West Australian Liberal Leader David Honey has told the party faithful he’s “optimistic” about the future, after members agreed to significant pre-selection reforms yesterday.
- West Australian Liberals have met for day two of their state conference after passing significant reform on Saturday
- State Liberals Leader David Honey sought to inspire the party faithful
- He says it is unlikely the party will adopt a female quota
At the first Liberal state conference since the federal election, members yesterday voted to overhaul the way the party chooses its candidates and take control off powerbrokers.
It was seen by many in the party as a landmark moment, which illustrated it had listened and learned from two devastating election results at the state and federal level.
By comparison, the second day of the conference was described as “flat” by one member, with far more seats left empty for Dr Honey’s opening address than the day before.
In his speech, Dr Honey set out a clear agenda for the next three years: to demonstrate that the state and federal Labor governments should be “sacked” and prove the Liberals are a “credible alternative.”
“I’m not pessimistic about our political future.

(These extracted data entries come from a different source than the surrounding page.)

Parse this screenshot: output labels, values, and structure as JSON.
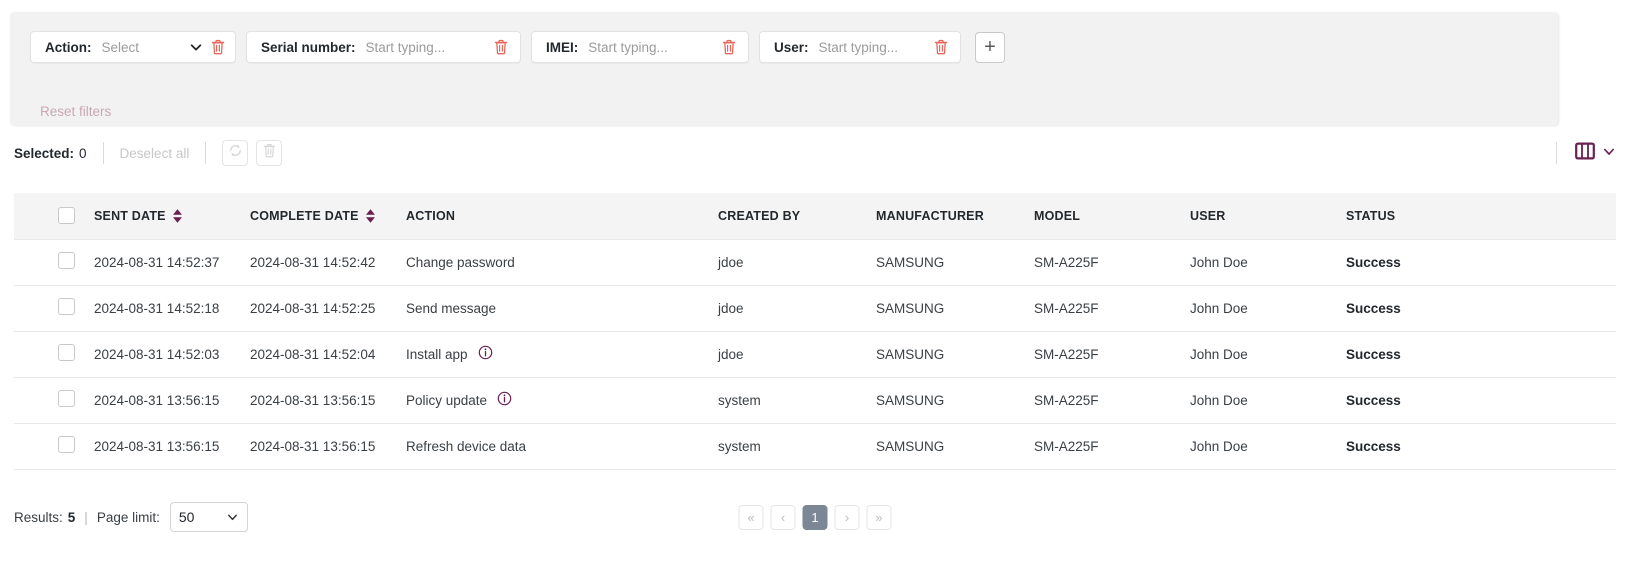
{
  "filters": {
    "chips": [
      {
        "label": "Action:",
        "value": "Select",
        "has_caret": true,
        "name": "action"
      },
      {
        "label": "Serial number:",
        "value": "Start typing...",
        "has_caret": false,
        "name": "serial-number"
      },
      {
        "label": "IMEI:",
        "value": "Start typing...",
        "has_caret": false,
        "name": "imei"
      },
      {
        "label": "User:",
        "value": "Start typing...",
        "has_caret": false,
        "name": "user"
      }
    ],
    "add_filter_label": "+",
    "reset_label": "Reset filters"
  },
  "toolbar": {
    "selected_label": "Selected:",
    "selected_count": "0",
    "deselect_all_label": "Deselect all",
    "refresh_icon": "refresh-icon",
    "delete_icon": "trash-icon",
    "columns_icon": "columns-icon",
    "columns_caret_icon": "chevron-down-icon"
  },
  "table": {
    "columns": [
      {
        "key": "checkbox",
        "label": "",
        "sortable": false
      },
      {
        "key": "sent_date",
        "label": "SENT DATE",
        "sortable": true
      },
      {
        "key": "complete_date",
        "label": "COMPLETE DATE",
        "sortable": true
      },
      {
        "key": "action",
        "label": "ACTION",
        "sortable": false
      },
      {
        "key": "created_by",
        "label": "CREATED BY",
        "sortable": false
      },
      {
        "key": "manufacturer",
        "label": "MANUFACTURER",
        "sortable": false
      },
      {
        "key": "model",
        "label": "MODEL",
        "sortable": false
      },
      {
        "key": "user",
        "label": "USER",
        "sortable": false
      },
      {
        "key": "status",
        "label": "STATUS",
        "sortable": false
      }
    ],
    "rows": [
      {
        "sent_date": "2024-08-31 14:52:37",
        "complete_date": "2024-08-31 14:52:42",
        "action": "Change password",
        "action_info": false,
        "created_by": "jdoe",
        "manufacturer": "SAMSUNG",
        "model": "SM-A225F",
        "user": "John Doe",
        "status": "Success"
      },
      {
        "sent_date": "2024-08-31 14:52:18",
        "complete_date": "2024-08-31 14:52:25",
        "action": "Send message",
        "action_info": false,
        "created_by": "jdoe",
        "manufacturer": "SAMSUNG",
        "model": "SM-A225F",
        "user": "John Doe",
        "status": "Success"
      },
      {
        "sent_date": "2024-08-31 14:52:03",
        "complete_date": "2024-08-31 14:52:04",
        "action": "Install app",
        "action_info": true,
        "created_by": "jdoe",
        "manufacturer": "SAMSUNG",
        "model": "SM-A225F",
        "user": "John Doe",
        "status": "Success"
      },
      {
        "sent_date": "2024-08-31 13:56:15",
        "complete_date": "2024-08-31 13:56:15",
        "action": "Policy update",
        "action_info": true,
        "created_by": "system",
        "manufacturer": "SAMSUNG",
        "model": "SM-A225F",
        "user": "John Doe",
        "status": "Success"
      },
      {
        "sent_date": "2024-08-31 13:56:15",
        "complete_date": "2024-08-31 13:56:15",
        "action": "Refresh device data",
        "action_info": false,
        "created_by": "system",
        "manufacturer": "SAMSUNG",
        "model": "SM-A225F",
        "user": "John Doe",
        "status": "Success"
      }
    ]
  },
  "footer": {
    "results_label": "Results:",
    "results_count": "5",
    "separator": "|",
    "page_limit_label": "Page limit:",
    "page_limit_value": "50",
    "pagination": [
      {
        "label": "«",
        "name": "first-page",
        "active": false
      },
      {
        "label": "‹",
        "name": "prev-page",
        "active": false
      },
      {
        "label": "1",
        "name": "page-1",
        "active": true
      },
      {
        "label": "›",
        "name": "next-page",
        "active": false
      },
      {
        "label": "»",
        "name": "last-page",
        "active": false
      }
    ]
  },
  "colors": {
    "accent_purple": "#6b1f52",
    "trash_red": "#e8675c",
    "panel_bg": "#f2f2f2",
    "active_page_bg": "#7b8794"
  }
}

I am realistic. We face an enormous challenge to return as a major political force in Western Australia,” he said.
“What makes me optimistic for the future of the Liberal Party in Western Australia is the good work that is being done at this conference to get our internal affairs in order, a strong foundation for the future.

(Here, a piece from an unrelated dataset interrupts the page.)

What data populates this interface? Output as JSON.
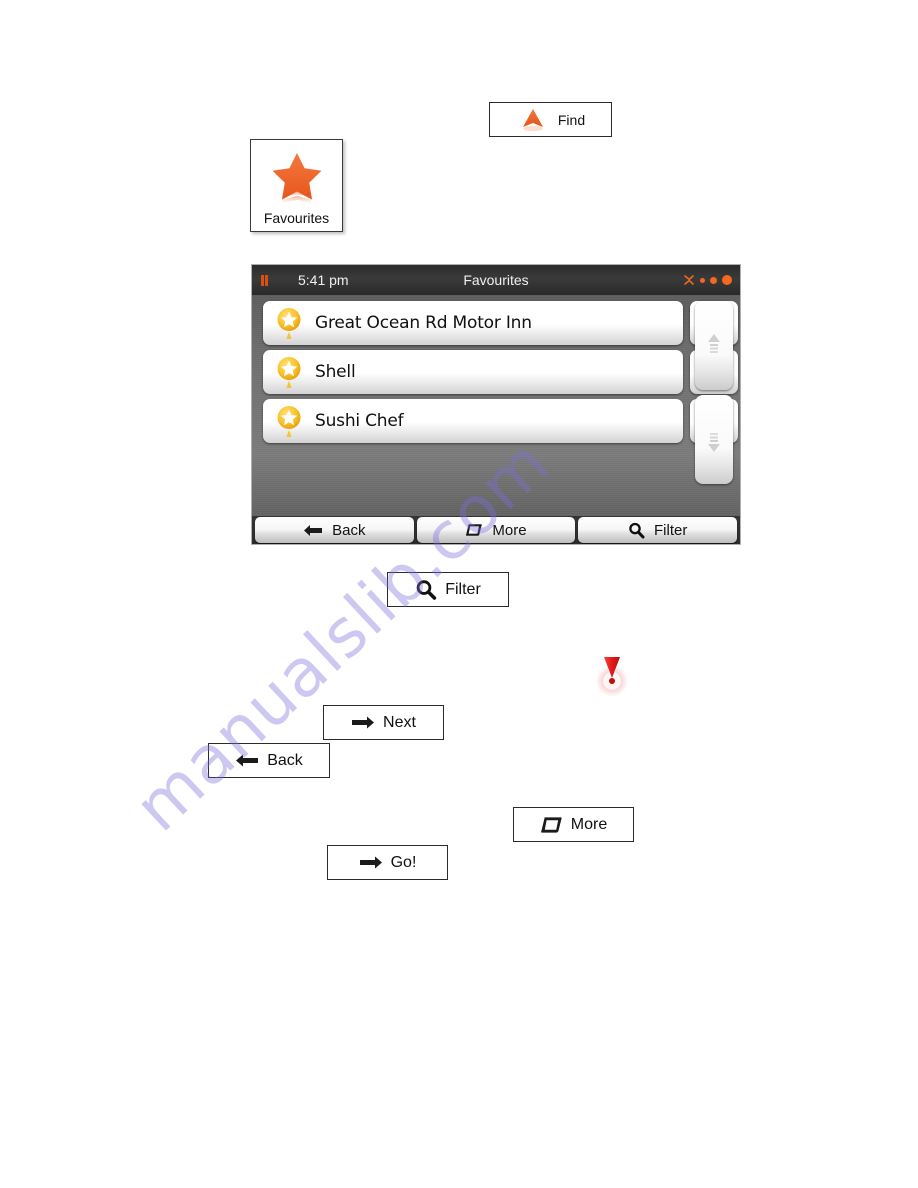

“We have clearly demonstrated that we are willing to embrace progressive change as part of our continued evolution as a dynamic political force in Western Australian politics.”
Party falls short of supporting quotas
After this year’s federal election result, some former female Liberal MPs urged the party to adopt quotas for women in parliament.
Federal deputy leader Sussan Ley has previously expressed her support for a target, rather than a quota.
Deputy state leader Libby Mettam said she was of the same view.
“We just want, in each seat, to see the best people come forward,” she said.
“If that is a quota and not a target, that will be something that the Liberal Party as a whole considers, and there will be much debate around that.
“Up until now, I’ve been very supportive of targets. I’m yet to be convinced that we necessarily need quotas at this stage.”
Her colleague, Dr Honey, said he was “not averse” to a quota, but would wait to see what the party decided.
“Knowing the nature of the party, it’s probably unlikely we’re going to have quotas, but there will be a really high expectation [that] we have significantly more excellent women candidates, but also candidates that represent the diversity of our society,” he said.
Long reform journey ahead, party elder says
The Liberal Party has dozens of other recommendations to work through from its election review.
One of those recommendations — to require candidate pre-selections to be accompanied by a statutory declaration — also passed this weekend.
However, there are many others still being worked through, prompting former party president Norman Moore to describe the changes as “a small step, not a giant leap.”
“The president (Richard Wilson) has said that he’s interested in ongoing reform of the party, and we’re going to have another conference, I think, in the next 12 months,” Mr Moore said.
“I think that’s a great opportunity to look at some of the other issues that the Road to Reform report talked about, which haven’t been addressed yet.
“I’m very comfortable about the president’s position and I hope that we’ll be able to make further progress in the future.”
Motions put forward by the Curtin branch — to implement other recommendations — were voted down, while changes to who can pay for party memberships passed.
Dr Honey said he remained confident the party was moving quickly enough.
“If we did nothing else but [reform pre-selections]this whole process would be a success,” he said.